Montador, for his part, sees room for debates regarding the integration of France’s nat cat regime to international insurance programmes. “Some companies may be part of multinational groups, and, as a result, be covered by international policies. Such policies may include limits of indemnity according to the type of event, including catastrophic ones,” he said. “This kind of clause is acceptable under the current regime, but it could be made more explicitly valid via legislation.”
AFA estimates that the costs of nat cat events in France will more than double in the next 25 years, compared to the previous quarter century, reaching €92bn.
“The system is ready to face the future challenges created by weather events,” Montador said. “But we insist a lot on the need for the state to play the role of risk manager by putting much emphasis on issues such as prevention and crisis management.”
For its part, France’s terrorism pool, GAREAT, has been thrown under the spotlight after the two terror attacks that took place in France in 2015.
The attacks did not exert excessive pressure on GAREAT as property damage losses covered by the pool, along with business interruption directly linked to terror attacks, were not particularly high.
But they highlighted the evolving character of terrorism threats, with militants more interested in killing bystanders and disrupting daily activities, rather than causing physical damage to property.
France’s risk management association has urged the system to look into extending its reach towards the emerging effects of terror attacks.

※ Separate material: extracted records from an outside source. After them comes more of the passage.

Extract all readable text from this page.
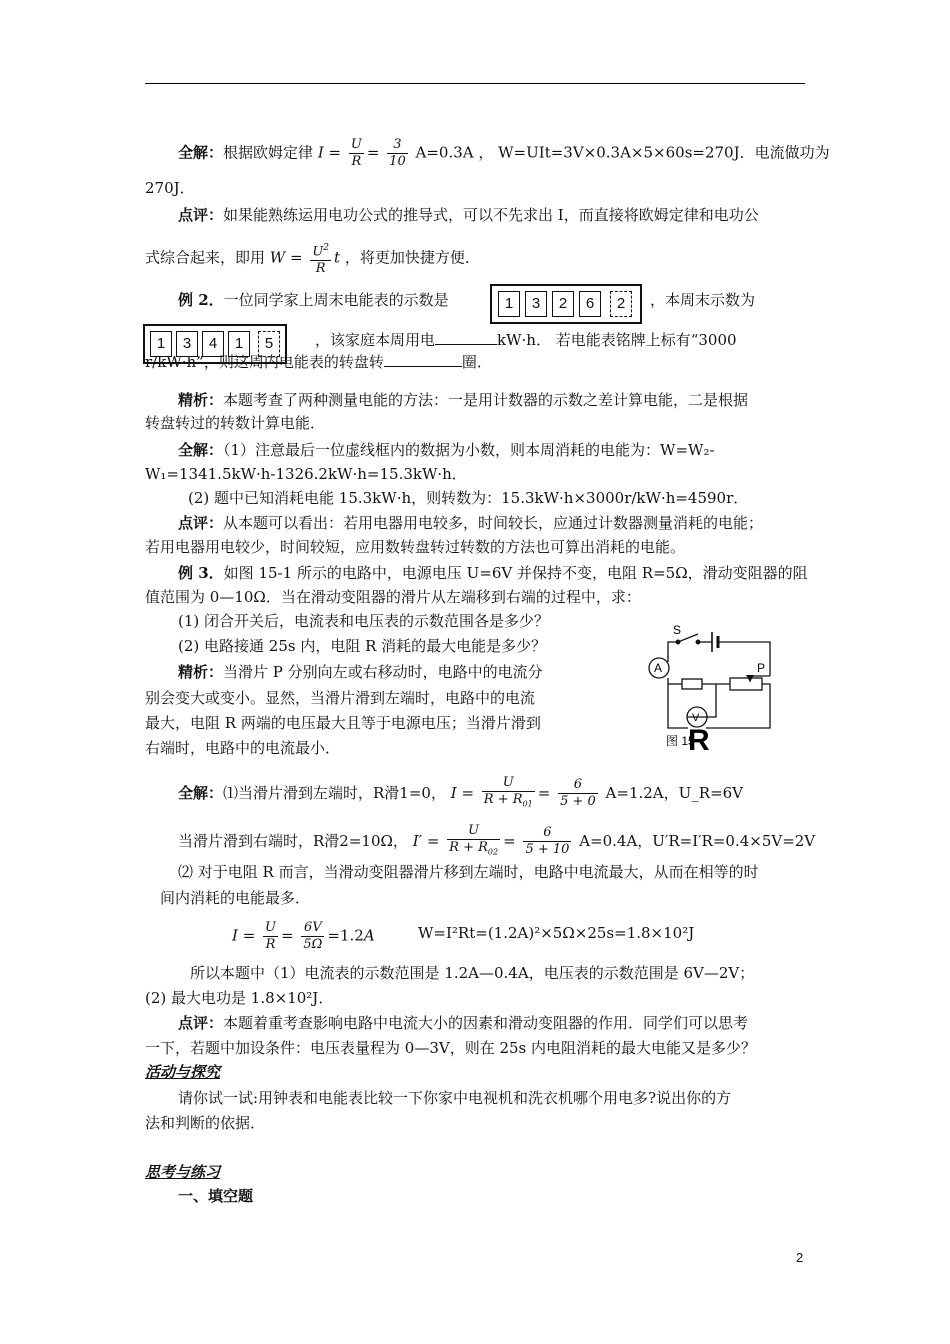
全解：根据欧姆定律 $I = \frac{U}{R} = \frac{3}{10} A=0.3A$ ， W=UIt=3V×0.3A×5×60s=270J．电流做功为
270J．
点评：如果能熟练运用电功公式的推导式，可以不先求出 I，而直接将欧姆定律和电功公
式综合起来，即用 $W = \frac{U^2}{R}$ t ，将更加快捷方便．
例 2．一位同学家上周末电能表的示数是	1	3	2	6	2	，本周末示数为
1	3	4	1	5	，该家庭本周用电	kW·h． 若电能表铭牌上标有“3000
r/kW·h”，则这周内电能表的转盘转	圈．
精析：本题考查了两种测量电能的方法：一是用计数器的示数之差计算电能，二是根据
转盘转过的转数计算电能．
全解：（1）注意最后一位虚线框内的数据为小数，则本周消耗的电能为：W=W₂-
W₁=1341.5kW·h-1326.2kW·h=15.3kW·h．
(2) 题中已知消耗电能 15.3kW·h，则转数为：15.3kW·h×3000r/kW·h=4590r．
点评：从本题可以看出：若用电器用电较多，时间较长，应通过计数器测量消耗的电能；
若用电器用电较少，时间较短，应用数转盘转过转数的方法也可算出消耗的电能。
例 3．如图 15-1 所示的电路中，电源电压 U=6V 并保持不变，电阻 R=5Ω，滑动变阻器的阻
值范围为 0—10Ω．当在滑动变阻器的滑片从左端移到右端的过程中，求：
(1) 闭合开关后，电流表和电压表的示数范围各是多少？
(2) 电路接通 25s 内，电阻 R 消耗的最大电能是多少？
精析：当滑片 P 分别向左或右移动时，电路中的电流分
别会变大或变小。显然，当滑片滑到左端时，电路中的电流
最大，电阻 R 两端的电压最大且等于电源电压；当滑片滑到
右端时，电路中的电流最小．
S
A	P
V
图 15
R
全解：⑴当滑片滑到左端时，R滑1=0， $I = \frac{U}{R + R_{01}} = \frac{6}{5 + 0} A=1.2A$，U_R=6V
当滑片滑到右端时，R滑2=10Ω， $I' = \frac{U}{R + R_{02}} = \frac{6}{5 + 10} A=0.4A$，U′R=I′R=0.4×5V=2V
⑵ 对于电阻 R 而言，当滑动变阻器滑片移到左端时，电路中电流最大，从而在相等的时
间内消耗的电能最多．
$I = \frac{U}{R} = \frac{6V}{5\Omega} =1.2A$	W=I²Rt=(1.2A)²×5Ω×25s=1.8×10²J
所以本题中（1）电流表的示数范围是 1.2A—0.4A，电压表的示数范围是 6V—2V；
(2) 最大电功是 1.8×10²J．
点评：本题着重考查影响电路中电流大小的因素和滑动变阻器的作用．同学们可以思考
一下，若题中加设条件：电压表量程为 0—3V，则在 25s 内电阻消耗的最大电能又是多少？
活动与探究
请你试一试:用钟表和电能表比较一下你家中电视机和洗衣机哪个用电多?说出你的方
法和判断的依据．
思考与练习
一、填空题
2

There are also claims for the inclusion of cyber terrorism into the events covered by GAREAT, which was set up after the 2001 attacks in the US.
“The current terrorism scheme will get to an end by 2017,” Mr Montador said. “Therefore, in the next two years we will have plenty of debates to evaluate any adjustments that might be made to the mechanism. Discussions about the inclusion of business interruption losses without physical damages in the GAREAT regime are just beginning.”
This is a particular concern with regard to massive cyberattacks on critical infrastructure, which could affect the business of companies even though they are not close to the physical location of the facility under attack.
But he sees challenges ahead as not even the insurance market has a formula for tackling these kinds of risks. “Losses without physical damages are difficult to measure,” he said. “There is no homogeneity concerning the answers that the market has developed for either cyber risks or business interruption without physical damages.”